1Q84

Mark Kohut markekohut at yahoo.com
Wed Jan 18 21:23:26 CST 2012


I, too, felt immediately that Murakami's moons were Iceland Spar
inspired even. Like, anyway. 

From: John Bailey <sundayjb at gmail.com>
To: Mark Kohut <markekohut at yahoo.com> 
Sent: Wednesday, January 18, 2012 10:15 PM
Subject: Re: 1Q84

If anyone's still reading the book, pay attention to the lengthy
section when a character begins using question marks who had
previously been robbed of them. No one notices it.

Forgive the bolded and italicised text - translators decided to add
that so you'd know when the narrative shifts from third-person to
third (which was more ambiguous in the original).

Also the translators decided to rewrite the entire novel in the past
tense, presumably with Murakami's consent, which is another big
mistake in my book.

Read up on the Kappa (if you can get a copy of Akutagawa's novella of
the same name, better).

Thinking of the moon splitting not as an alternate reality but an
Iceland Spar thing; the world becomes cross-eyed but the key is in
who's eyes are crossed at any moment.

The maza-dohta relationship is named after the Japanese pronunciation
'mother-daughter'.

Lots of major and minor characters (maybe most) are mirrored by
someone else in the parallel narratives; Green Beans and Fuka-Eri
share almost identical histories, for instance, as if one were a
fictionalised version of the other.

Check out the meanings of "fuka" and "eri".

And the air chrysalis thing is a bloody obvious metaphor nobody seems
to discuss.

On Thu, Jan 19, 2012 at 1:53 PM, Mark Kohut <markekohut at yahoo.com> wrote:
> The alliteration and style sound like you, Alice, is it?  Your secret is
> safe with me..
>
>
> From: Technopaegnion Tapinosis <technopaegniontapinosis at gmail.com>
> To: pynchon-l at waste.org
> Sent: Wednesday, January 18, 2012 8:14 PM
> Subject: Re: 1Q84
>
> Have you read his earlier novels?
> They're all clunkers.
>
>
> His works, I understand, have received great acclaim.
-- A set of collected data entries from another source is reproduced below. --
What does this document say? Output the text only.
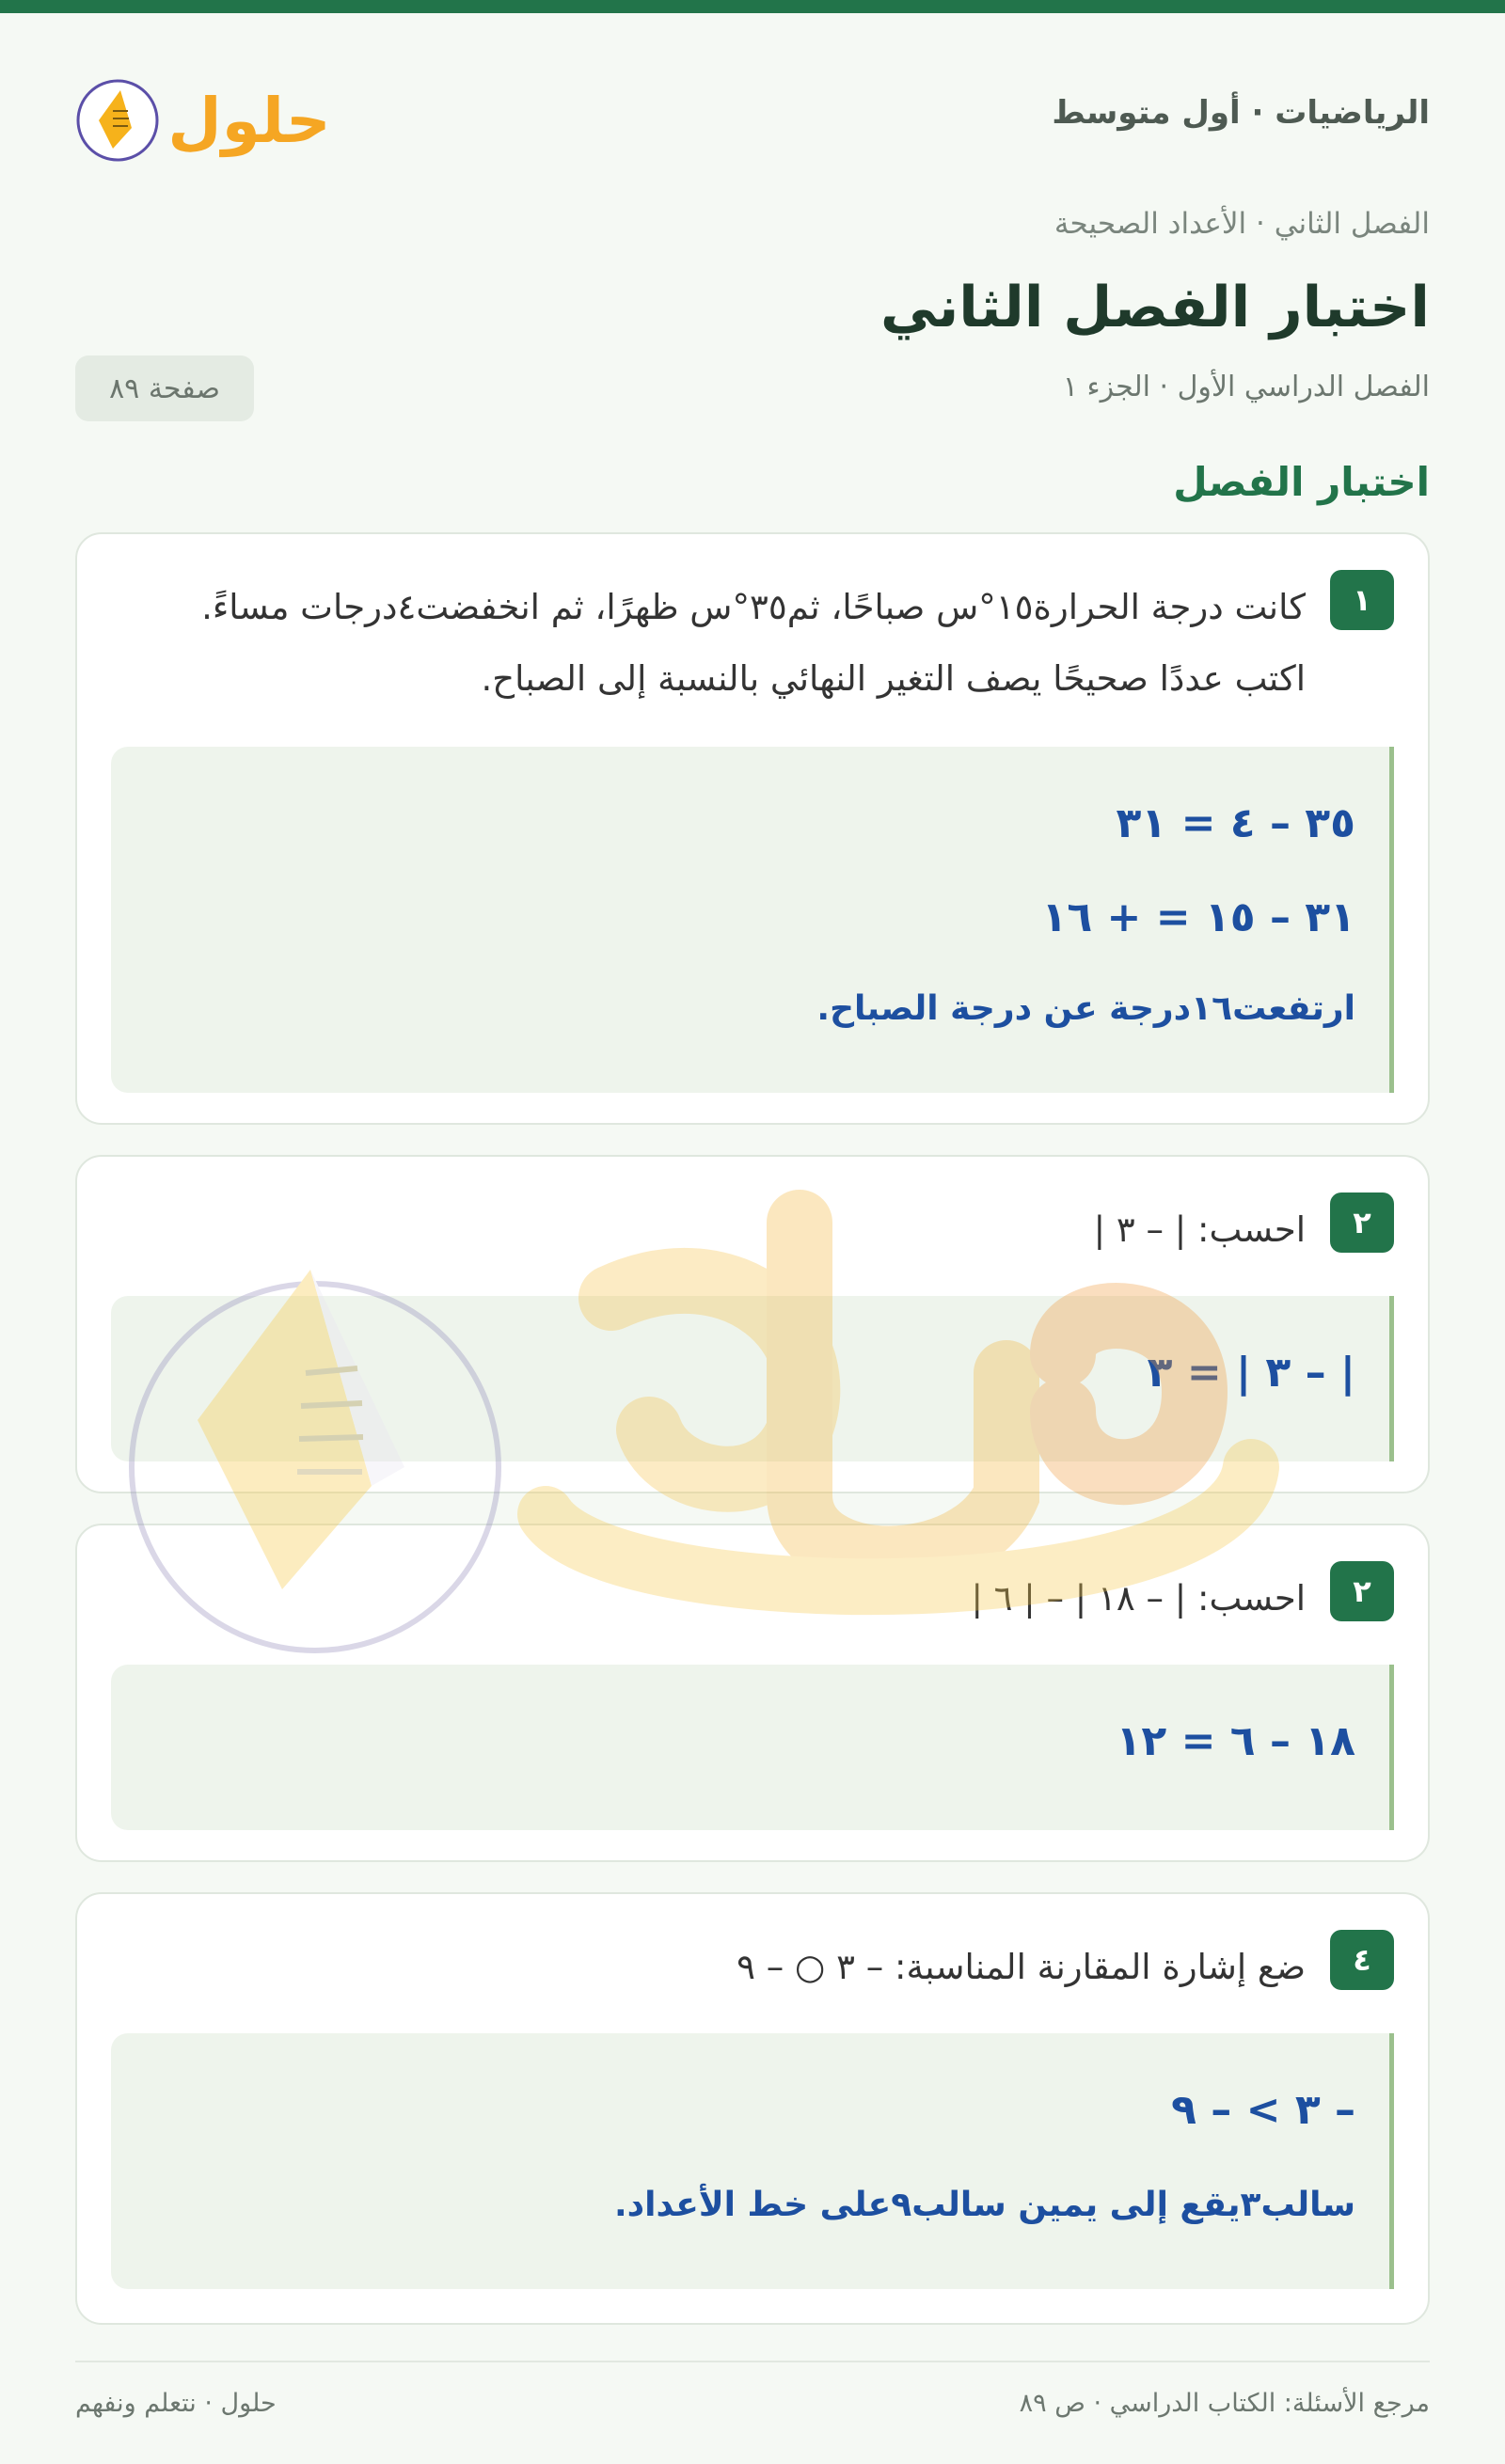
الرياضيات · أول متوسط
حلول
الفصل الثاني · الأعداد الصحيحة
اختبار الفصل الثاني
الفصل الدراسي الأول · الجزء ١
صفحة ٨٩
اختبار الفصل
١
كانت درجة الحرارة١٥°س صباحًا، ثم٣٥°س ظهرًا، ثم انخفضت٤درجات مساءً. اكتب عددًا صحيحًا يصف التغير النهائي بالنسبة إلى الصباح.
٣٥ – ٤ = ٣١
٣١ – ١٥ = + ١٦
ارتفعت١٦درجة عن درجة الصباح.
٢
احسب: | – ٣ |
| – ٣ | = ٣
٢
احسب: | – ١٨ | – | ٦ |
١٨ – ٦ = ١٢
٤
ضع إشارة المقارنة المناسبة: – ٣ ○ – ٩
– ٣ > – ٩
سالب٣يقع إلى يمين سالب٩على خط الأعداد.
مرجع الأسئلة: الكتاب الدراسي · ص ٨٩
حلول · نتعلم ونفهم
I never expected that
> they would read like either a poor translation or a budding novelist in need
> of a teacher and editor. Now that I think about it, the Tengo narrative can
> be read as...well...it does build a triangle of sorts around exactly this
> kind of relationship. But the Green Beans narrative is quite awkward; the
> characters are described as if the author needs to push certain facts about
> them out at us so that we don't miss them. At the same time, I never
> expected that Green Beans would kill anyone. was I missing something about
> her? Did any of the seemingly forced characterizations matter? For example,
> we are told things about her abilities to remember, to connect, but then we
> can't quite make out, since she can't either, why she recalls certain things
> or makes certain connections. The work is, like the high school girl's
> story, full of promise, dense with story-teller's magic, but it is far from
> a work that one expects from a novelist who has been sold to us as a genius
> novelist. Or is it the translation?